Chapter 4 Data management
Closely related to organization is data management. Many graduate research assistants have data management responsibilities in addition to data analysis. Oracle defines data management as the “…practice of collecting, keeping, and using data securely, efficiently, and cost-effectively.” Based on these notes from the University of Mass., here are the general components of data management:
Write a data management plan
Specify a explicit set of operating procedures
Create a data dictionary
Determine a data storage location
Develop an analysis plan
Archive all of your procedures
I expand on each of these items below:
4.0.1 Write a data management plan
As soon as you receive a new project, you should establish your organization system (refer back to 2). After this, your next step should be to spend some time contemplating a data management plan. This plan should describe how you will keep track of all of the data so that you can explain each step of your analysis process.
If collected data comes to you (especially if it comes via an Excel spreadsheet), you should immediately make a copy of this data. You should never edit the original data you receive - do not do any data cleaning or re-formatting. Instead, do all of your work on the copy, so that you can always refer back to the original data.
If you are planning a study with yet-to-be- collected data, spend some time thinking about how the data will get to you.
Will the data come from electronic records? If so, save the SQL query/other code used to extract the records.
Will the data come from a chart review (e.g., a doctor will manually collect data from patient records)? If so, I recommend making a template for the doctor (or whoever is doing the chart review) to fill in.
Think about each person who will interact with the data, and have a flow-chart in your mind that traces exactly how this data will come to you. This will help you when you write the “Methods” section of your paper/poster, and will keep you from making mistakes in your analysis downstream.
4.0.2 Specify a explicit set of operating procedures
If you are in a situation where multiple people will handle the data (as in the chart review scenario), you should go beyond ‘having a flow chart in your mind’ – in cases like these, write down who will do what with the data at each step of data collection. Send this written document to everyone on the team, and make sure everyone agrees/is on the same page.

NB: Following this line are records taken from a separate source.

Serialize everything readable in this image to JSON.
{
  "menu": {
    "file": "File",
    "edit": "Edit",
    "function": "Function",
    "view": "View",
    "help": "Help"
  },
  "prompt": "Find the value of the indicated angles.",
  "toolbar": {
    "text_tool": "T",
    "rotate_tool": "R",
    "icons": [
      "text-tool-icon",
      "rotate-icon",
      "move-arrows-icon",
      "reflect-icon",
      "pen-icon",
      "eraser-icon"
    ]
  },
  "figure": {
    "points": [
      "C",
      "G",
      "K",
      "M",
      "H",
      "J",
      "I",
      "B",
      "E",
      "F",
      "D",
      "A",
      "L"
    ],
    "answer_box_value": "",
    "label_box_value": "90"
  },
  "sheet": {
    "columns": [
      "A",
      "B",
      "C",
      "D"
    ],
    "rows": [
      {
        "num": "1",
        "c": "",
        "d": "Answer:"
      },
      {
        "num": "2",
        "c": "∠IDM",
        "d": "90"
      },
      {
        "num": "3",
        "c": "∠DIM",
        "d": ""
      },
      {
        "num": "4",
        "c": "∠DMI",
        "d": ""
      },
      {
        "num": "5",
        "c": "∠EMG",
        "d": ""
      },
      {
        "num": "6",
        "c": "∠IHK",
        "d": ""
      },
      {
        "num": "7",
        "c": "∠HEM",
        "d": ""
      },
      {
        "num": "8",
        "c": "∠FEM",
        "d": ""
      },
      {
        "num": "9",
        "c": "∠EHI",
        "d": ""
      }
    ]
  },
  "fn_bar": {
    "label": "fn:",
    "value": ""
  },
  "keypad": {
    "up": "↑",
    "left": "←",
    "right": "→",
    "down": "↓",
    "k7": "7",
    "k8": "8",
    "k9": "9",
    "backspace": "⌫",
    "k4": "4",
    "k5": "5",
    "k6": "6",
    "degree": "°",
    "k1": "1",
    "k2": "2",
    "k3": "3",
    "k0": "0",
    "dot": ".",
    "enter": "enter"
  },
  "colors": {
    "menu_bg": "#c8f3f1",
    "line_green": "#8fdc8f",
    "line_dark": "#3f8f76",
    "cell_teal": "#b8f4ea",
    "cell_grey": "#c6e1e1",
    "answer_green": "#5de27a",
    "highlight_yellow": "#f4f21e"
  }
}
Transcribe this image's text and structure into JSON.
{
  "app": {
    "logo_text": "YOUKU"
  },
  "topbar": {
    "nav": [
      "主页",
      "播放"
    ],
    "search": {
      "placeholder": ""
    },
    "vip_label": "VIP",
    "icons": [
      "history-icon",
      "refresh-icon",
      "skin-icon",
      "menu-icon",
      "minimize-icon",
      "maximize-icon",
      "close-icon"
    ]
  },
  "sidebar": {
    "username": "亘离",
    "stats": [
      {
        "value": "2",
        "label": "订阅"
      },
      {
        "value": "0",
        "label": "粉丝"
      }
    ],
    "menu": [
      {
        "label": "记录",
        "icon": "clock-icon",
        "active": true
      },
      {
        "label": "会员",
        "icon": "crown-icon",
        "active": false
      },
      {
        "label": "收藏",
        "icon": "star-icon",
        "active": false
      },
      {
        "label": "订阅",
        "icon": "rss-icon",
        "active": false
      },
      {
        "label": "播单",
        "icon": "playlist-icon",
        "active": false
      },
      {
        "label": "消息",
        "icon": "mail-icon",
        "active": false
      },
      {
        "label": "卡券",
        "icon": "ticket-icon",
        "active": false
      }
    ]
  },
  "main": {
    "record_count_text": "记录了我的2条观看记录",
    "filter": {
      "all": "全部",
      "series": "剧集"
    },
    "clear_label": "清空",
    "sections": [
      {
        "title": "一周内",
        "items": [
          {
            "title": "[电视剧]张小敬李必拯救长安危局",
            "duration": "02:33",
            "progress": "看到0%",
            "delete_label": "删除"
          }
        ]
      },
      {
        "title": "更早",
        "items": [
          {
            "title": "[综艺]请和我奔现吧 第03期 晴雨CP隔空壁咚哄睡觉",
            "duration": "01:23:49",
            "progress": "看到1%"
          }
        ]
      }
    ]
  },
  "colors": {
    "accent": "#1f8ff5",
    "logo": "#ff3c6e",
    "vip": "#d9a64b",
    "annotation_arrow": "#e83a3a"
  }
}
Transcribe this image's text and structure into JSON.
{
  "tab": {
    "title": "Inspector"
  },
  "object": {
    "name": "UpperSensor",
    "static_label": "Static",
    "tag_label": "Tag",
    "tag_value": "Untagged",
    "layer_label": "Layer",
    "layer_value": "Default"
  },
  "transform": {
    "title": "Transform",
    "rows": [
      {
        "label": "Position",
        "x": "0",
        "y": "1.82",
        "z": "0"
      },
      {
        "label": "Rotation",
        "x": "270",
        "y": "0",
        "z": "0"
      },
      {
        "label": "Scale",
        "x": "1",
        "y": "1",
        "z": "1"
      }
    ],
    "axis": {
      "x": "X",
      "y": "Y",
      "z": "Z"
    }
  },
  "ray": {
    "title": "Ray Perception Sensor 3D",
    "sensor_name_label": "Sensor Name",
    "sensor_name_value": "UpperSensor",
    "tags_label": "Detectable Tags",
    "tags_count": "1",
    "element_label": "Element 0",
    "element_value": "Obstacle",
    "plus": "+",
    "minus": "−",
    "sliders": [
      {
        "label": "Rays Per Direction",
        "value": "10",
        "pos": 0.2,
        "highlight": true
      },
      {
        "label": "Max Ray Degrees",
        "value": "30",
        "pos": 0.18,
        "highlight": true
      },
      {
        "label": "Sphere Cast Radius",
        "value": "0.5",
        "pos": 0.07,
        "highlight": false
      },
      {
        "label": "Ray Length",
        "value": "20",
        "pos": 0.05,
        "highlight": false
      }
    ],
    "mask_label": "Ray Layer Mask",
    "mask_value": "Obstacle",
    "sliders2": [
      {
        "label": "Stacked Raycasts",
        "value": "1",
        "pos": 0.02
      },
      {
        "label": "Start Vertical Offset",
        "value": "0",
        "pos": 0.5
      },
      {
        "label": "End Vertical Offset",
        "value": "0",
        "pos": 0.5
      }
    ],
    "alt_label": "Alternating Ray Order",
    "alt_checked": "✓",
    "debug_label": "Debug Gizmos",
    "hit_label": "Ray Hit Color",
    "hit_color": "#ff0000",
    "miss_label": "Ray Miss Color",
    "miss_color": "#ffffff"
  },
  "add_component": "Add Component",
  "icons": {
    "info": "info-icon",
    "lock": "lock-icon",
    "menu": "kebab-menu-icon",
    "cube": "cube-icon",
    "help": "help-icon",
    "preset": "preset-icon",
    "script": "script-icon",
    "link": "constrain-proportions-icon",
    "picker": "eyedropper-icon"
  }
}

If you are in the chart review scenario, instruct the person doing chart review on how to collect data that is in a consistent form. Remember that the computer will recognize these responses as four different values: “Yes”, “yes”, “y”, ✅.
4.0.3 Create a data dictionary
Create a spreadsheet with all the variables in the study listed in one column, and their definitions listed in the next column. As you write your scripts for analysis, you may even want to add a third column that lists the name you used in the script for that variable. The US Dept. of Agriculture offers some best practices on organizing a data dictionary.
4.0.4 Determine a data storage location
Where you keep your data matters. This is of particular importance when working with data protected by HIPPA (e.g., health records data). As a general principle, don’t store data on your personal computer. Store it either online (e.g., a secure OneDrive folder, a GoogleDrive folder, an AWS location) or in an external drive (e.g., a company or university-owned secure shared drive).
4.0.5 Develop an analysis plan
At the outset of a project, outline the data analysis tools you think you will use based on the kind of data you expect to receive. Begin with the end in mind. Ask your collaborators these questions:
What is your research question?
What kind of interpretations/generalizations you want to be able to make at the end of the project?
4.0.6 Archive all of your procedures
Document what you have done for data cleaning and analysis. This documentation can include:
Well-organized, well-commented code (well-commented does not necessarily mean more comments; in fact comments should not explain what the code is doing).
Stick to your file structure, using informative file names.
Save a copy of every file you send out for others to read. Even as you update versions of a report, save one copy of each version you have shared.
4.1 U. Iowa data sharing policy
This document has the University of Iowa official documentation on data security guidance. I recommend any U. Iowa GRA to become very familiar with this document; the principles may also be helpful for those at other institutions.